Rangan: We saw brand management really take off in the 1990s as companies became increasingly aware of the inherent value of their brands. A brand symbolizes a set of attitudes that become established in consumers' minds over time. When seeing a brand in use, consumers transfer that attitude set to the product or service being associated with the respective brand. Consumers build brand meanings based on a variety of sources, including personal experience, advertising, word of mouth, and even news media. Guiding the creation of positive brand images in the minds of millions of individual consumers is a lengthy and costly process. Consequently, well-established brands are now viewed as important corporate assets, often having significant measurable value. Today, we see them purchased and sold much like tangible assets.
Internet growth has greatly accentuated the importance of brands to the marketing process. Consumers shopping online rely strongly on brands because they cannot directly examine the merchandise being offered. As e-commerce becomes integral to the marketing process, managing brand meaning becomes essential for every firm. This is a major reason for dot-com companies spending so heavily on marketing during the introductory stage.
Now in its second year, our Managing Brand Meaning program will present marketers with a new framework for looking at the way brand meaning can be developed and managed for optimal market performance across the media spectrum.
EE: Isn't marketing to other businesses much like marketing to consumers?

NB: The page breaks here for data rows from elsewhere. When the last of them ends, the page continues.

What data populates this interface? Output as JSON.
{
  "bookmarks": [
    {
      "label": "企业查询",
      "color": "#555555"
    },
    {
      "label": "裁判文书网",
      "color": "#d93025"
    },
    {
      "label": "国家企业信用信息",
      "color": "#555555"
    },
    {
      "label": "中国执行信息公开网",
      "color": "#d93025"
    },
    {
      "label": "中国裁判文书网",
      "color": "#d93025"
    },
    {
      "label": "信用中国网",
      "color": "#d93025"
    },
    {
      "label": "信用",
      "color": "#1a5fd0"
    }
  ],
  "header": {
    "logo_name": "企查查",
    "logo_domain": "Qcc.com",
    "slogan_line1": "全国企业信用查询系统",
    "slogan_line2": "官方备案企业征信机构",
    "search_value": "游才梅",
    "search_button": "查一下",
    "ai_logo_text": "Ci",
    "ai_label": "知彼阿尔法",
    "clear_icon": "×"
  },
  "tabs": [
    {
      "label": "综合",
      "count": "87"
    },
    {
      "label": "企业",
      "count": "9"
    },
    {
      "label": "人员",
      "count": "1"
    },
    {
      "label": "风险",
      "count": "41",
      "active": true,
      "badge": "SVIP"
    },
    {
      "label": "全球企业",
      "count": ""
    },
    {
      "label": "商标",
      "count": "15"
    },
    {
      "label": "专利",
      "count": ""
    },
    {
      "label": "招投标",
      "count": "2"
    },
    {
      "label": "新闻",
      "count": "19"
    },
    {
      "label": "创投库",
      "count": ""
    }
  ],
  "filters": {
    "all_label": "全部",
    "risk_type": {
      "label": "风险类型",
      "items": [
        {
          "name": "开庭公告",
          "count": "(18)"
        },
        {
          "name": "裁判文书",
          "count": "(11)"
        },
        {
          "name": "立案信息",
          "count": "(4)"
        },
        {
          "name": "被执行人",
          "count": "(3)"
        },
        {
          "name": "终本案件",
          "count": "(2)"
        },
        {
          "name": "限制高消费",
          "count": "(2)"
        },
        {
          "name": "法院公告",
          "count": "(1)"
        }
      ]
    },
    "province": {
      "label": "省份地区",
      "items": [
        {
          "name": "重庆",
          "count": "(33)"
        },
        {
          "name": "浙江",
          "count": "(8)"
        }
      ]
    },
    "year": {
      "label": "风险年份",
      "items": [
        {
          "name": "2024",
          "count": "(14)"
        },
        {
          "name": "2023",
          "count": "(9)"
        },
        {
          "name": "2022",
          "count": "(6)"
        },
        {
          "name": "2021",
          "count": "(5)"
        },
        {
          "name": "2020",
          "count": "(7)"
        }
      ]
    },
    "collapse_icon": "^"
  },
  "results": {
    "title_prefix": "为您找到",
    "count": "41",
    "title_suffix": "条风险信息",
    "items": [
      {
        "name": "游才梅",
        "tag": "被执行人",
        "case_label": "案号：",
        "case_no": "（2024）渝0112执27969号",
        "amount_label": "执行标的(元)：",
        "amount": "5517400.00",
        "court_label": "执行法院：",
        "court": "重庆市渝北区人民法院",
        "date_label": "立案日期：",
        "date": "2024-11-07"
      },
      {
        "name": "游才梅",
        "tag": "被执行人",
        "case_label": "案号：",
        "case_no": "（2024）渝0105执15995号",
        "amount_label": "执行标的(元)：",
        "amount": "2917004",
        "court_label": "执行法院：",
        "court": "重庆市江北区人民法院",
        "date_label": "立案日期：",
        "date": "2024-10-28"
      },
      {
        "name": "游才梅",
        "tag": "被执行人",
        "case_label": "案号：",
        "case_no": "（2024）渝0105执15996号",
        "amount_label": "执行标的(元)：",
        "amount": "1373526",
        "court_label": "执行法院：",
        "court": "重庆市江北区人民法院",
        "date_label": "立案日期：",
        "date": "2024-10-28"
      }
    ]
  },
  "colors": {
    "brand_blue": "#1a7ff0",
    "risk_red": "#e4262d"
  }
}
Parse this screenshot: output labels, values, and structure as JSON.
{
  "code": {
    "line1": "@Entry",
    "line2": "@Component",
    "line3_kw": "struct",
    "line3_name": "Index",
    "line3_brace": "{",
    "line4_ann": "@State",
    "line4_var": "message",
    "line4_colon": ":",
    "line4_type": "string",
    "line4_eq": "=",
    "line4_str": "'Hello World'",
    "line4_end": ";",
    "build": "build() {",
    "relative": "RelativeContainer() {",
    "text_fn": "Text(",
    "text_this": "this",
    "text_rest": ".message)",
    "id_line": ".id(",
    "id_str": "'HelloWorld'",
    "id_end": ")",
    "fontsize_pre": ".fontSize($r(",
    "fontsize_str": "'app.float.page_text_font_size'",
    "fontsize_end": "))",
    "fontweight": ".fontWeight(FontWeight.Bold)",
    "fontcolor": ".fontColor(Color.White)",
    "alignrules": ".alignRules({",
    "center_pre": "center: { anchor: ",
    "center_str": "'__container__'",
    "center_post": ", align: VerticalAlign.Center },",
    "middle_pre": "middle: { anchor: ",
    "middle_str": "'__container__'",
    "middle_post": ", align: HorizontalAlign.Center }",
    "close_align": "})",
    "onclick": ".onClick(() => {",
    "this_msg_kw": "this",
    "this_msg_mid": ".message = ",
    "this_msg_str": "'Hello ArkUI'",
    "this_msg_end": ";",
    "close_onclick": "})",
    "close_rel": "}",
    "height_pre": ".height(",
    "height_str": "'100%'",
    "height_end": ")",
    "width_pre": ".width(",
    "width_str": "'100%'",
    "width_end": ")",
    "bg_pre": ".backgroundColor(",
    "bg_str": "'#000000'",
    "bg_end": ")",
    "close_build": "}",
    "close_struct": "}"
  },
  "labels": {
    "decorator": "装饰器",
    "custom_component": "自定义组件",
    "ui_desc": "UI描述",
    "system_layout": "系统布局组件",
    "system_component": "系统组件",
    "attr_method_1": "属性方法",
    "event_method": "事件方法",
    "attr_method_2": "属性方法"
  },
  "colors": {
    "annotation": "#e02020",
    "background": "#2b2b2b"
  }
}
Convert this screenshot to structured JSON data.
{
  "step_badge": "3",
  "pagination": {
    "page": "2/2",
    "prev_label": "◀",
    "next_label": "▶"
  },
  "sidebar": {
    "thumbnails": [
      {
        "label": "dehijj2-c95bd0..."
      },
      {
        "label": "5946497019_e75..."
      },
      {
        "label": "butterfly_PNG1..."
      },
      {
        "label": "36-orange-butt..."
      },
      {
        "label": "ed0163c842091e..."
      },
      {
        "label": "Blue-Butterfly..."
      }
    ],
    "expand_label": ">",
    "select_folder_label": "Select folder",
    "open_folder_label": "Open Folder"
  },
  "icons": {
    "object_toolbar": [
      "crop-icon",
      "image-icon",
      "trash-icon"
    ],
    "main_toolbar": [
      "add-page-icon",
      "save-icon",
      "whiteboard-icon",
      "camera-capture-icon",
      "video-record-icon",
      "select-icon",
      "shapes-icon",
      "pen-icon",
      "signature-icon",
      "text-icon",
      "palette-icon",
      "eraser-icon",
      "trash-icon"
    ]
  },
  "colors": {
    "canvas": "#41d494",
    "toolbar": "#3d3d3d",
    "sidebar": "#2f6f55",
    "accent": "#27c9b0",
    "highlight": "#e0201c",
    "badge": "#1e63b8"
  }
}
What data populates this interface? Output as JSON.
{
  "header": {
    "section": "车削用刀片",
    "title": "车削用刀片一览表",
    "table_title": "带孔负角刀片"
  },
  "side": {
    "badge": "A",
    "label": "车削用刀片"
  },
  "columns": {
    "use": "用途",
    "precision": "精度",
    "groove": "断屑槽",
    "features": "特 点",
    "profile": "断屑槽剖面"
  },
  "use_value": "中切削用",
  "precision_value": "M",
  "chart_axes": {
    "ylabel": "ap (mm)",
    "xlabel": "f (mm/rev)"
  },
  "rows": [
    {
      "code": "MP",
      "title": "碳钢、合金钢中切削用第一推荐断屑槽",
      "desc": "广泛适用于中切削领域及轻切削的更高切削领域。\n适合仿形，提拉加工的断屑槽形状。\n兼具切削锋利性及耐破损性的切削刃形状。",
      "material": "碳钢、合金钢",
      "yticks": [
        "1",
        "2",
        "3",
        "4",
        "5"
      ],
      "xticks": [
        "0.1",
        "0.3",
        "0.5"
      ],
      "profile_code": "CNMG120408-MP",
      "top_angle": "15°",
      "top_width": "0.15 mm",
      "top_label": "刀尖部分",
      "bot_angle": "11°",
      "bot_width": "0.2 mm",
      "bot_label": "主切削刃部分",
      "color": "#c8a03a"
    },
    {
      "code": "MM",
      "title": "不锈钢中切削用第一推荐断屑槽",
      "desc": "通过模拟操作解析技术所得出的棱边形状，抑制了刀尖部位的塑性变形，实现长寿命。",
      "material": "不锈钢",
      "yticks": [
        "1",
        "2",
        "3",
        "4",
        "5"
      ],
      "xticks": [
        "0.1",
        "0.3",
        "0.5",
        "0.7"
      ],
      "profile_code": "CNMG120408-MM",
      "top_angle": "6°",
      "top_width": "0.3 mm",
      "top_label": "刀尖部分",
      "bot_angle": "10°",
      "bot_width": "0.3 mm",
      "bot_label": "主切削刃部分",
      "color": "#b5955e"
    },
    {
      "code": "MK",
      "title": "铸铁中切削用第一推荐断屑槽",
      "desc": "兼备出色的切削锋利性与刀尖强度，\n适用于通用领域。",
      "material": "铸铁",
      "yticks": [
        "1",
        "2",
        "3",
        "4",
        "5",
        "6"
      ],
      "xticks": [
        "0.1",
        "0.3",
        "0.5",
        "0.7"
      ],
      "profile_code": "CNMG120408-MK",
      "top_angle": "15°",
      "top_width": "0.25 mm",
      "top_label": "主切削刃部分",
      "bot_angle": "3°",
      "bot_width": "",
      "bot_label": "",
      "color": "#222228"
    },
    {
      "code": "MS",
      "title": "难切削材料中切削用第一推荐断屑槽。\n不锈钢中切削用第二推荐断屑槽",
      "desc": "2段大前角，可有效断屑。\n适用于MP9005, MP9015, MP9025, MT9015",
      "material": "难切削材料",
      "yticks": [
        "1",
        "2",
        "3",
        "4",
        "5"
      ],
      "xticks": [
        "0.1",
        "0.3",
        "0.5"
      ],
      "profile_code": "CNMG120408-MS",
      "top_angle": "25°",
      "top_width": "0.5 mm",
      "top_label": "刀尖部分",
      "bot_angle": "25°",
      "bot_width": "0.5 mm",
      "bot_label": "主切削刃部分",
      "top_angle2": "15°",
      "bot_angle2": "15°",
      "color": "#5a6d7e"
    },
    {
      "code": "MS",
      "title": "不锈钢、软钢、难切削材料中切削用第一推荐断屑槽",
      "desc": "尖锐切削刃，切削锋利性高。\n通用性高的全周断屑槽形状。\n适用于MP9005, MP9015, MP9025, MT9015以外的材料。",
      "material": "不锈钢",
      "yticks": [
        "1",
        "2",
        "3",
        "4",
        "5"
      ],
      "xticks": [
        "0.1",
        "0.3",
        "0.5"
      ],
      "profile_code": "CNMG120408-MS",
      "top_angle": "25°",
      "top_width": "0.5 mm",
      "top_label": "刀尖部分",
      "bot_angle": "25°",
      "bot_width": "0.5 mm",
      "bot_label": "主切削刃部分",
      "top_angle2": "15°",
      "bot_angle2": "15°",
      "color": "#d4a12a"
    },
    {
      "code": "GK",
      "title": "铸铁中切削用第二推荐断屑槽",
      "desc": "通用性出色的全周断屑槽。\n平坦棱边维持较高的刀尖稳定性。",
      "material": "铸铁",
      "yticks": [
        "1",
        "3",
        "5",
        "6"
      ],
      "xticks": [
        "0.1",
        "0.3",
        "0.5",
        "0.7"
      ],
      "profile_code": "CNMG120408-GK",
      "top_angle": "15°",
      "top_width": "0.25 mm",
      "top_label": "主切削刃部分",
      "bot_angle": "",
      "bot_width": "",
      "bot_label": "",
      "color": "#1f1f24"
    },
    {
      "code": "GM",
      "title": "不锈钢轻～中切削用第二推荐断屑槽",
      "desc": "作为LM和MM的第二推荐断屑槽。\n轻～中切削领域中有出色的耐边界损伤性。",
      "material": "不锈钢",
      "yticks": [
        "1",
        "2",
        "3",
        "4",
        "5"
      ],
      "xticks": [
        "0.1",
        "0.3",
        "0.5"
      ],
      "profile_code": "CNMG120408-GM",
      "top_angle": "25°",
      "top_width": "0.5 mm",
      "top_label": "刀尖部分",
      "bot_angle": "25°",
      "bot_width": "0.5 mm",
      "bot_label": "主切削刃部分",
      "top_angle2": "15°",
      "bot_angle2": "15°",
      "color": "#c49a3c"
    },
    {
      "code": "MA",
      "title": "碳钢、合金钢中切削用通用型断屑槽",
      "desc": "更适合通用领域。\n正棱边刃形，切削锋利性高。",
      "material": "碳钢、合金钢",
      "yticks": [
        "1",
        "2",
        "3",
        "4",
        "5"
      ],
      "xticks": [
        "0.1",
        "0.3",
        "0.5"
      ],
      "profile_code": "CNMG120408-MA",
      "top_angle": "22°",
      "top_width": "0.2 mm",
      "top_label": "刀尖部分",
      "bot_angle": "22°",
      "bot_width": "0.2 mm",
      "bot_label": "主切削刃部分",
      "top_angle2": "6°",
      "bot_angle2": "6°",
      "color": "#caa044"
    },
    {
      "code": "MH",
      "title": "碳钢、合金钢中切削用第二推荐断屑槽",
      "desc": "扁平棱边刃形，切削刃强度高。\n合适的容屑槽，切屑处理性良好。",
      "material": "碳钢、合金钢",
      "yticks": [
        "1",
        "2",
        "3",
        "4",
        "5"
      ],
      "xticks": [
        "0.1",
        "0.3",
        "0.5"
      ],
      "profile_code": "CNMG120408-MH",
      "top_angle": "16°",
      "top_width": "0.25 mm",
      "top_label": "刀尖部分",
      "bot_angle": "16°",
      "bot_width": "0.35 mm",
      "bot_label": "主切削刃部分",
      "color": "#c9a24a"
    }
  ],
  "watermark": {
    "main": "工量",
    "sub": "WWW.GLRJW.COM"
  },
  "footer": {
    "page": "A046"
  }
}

Rangan: Business-to-business (B2B) marketing is very different from consumer marketing because business customers buy very differently. Business purchasing is a more rational process. For example, business customers frequently must adhere to established buying parameters and product specifications. Purchase quantities are generally much larger, and selling is typically done on a face-to-face basis. The value/price trade-off is more important here, as well. By contrast, consumer purchasing behavior has a stronger psychological component. It appears less rational and more idiosyncratic.
B2B marketing is exploding as communications technology brings a wealth of product and service information to buyers' fingertips. B2B sales have soared to $200 billion annually, surpassing its consumer counterpart by tenfold. To help executives better understand the unique characteristics of B2B marketing, we introduced Business Marketing Strategy last year. Back by popular demand, this program will examine such key issues as serving the global customer, using value-based pricing strategies, and, of course, competing effectively in an increasingly digital world.